A Swedish icebreaker on the way to the North Pole has encountered heavy ice conditions and had to stop just before the North Pole.
The Swedish icebreaker Oden embarked to the North Pole from Svalbard last week but encountered difficult ice conditions not seen in one and a half decades.
The captain of the Oden icebreaker described the ice conditions as the most difficult in the past fifteen years.
The pack ice the ship encountered north of 80° was very dense, piled together through a months-long northward ice drift in the Central Arctic Ocean, meereisportal.de reports.
Overall, however, the Arctic’s summer sea ice extent is again very small; the Oden hit the ice edge only at 82°N.
Destination in jeopardy
The dense ice pack left hardly any patches of open water for the ship to navigate between the massive ice floes.

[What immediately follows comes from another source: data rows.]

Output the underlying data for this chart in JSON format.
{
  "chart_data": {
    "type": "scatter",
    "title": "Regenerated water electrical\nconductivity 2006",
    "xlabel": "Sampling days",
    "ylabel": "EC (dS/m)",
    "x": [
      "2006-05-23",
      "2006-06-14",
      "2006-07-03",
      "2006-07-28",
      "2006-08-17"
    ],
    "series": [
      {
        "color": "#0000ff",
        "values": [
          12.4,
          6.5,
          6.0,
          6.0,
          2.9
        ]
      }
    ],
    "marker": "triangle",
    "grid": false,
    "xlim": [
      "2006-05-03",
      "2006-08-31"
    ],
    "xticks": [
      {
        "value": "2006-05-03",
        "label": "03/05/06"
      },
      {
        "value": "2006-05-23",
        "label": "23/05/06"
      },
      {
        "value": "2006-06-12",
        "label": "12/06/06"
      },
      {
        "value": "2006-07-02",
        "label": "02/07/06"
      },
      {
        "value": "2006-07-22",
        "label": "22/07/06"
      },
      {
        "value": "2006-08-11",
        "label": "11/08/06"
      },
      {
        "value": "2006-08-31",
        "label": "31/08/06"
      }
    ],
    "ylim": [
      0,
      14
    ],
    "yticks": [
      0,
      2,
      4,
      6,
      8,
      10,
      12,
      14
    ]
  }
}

The crew and researchers were thus faced with the situation that the North Pole could possibly not be reached.
However, about 200 km before the Pole the situation improved with the Oden encountering younger, thinner ice and tracks of open ice left by a Russian icebreaker plowing the area a few days before.
Massive ice floe blocks North Pole
About four miles away from the North Pole, the Oden eventually had to stop its journey since a massive ice flow on the top of the Pole prevented the onward journey, meereisportal.de reports.
However, the researchers managed to find a suitable ice floe for their studies, which they will conduct in the High Arctic for the next few weeks.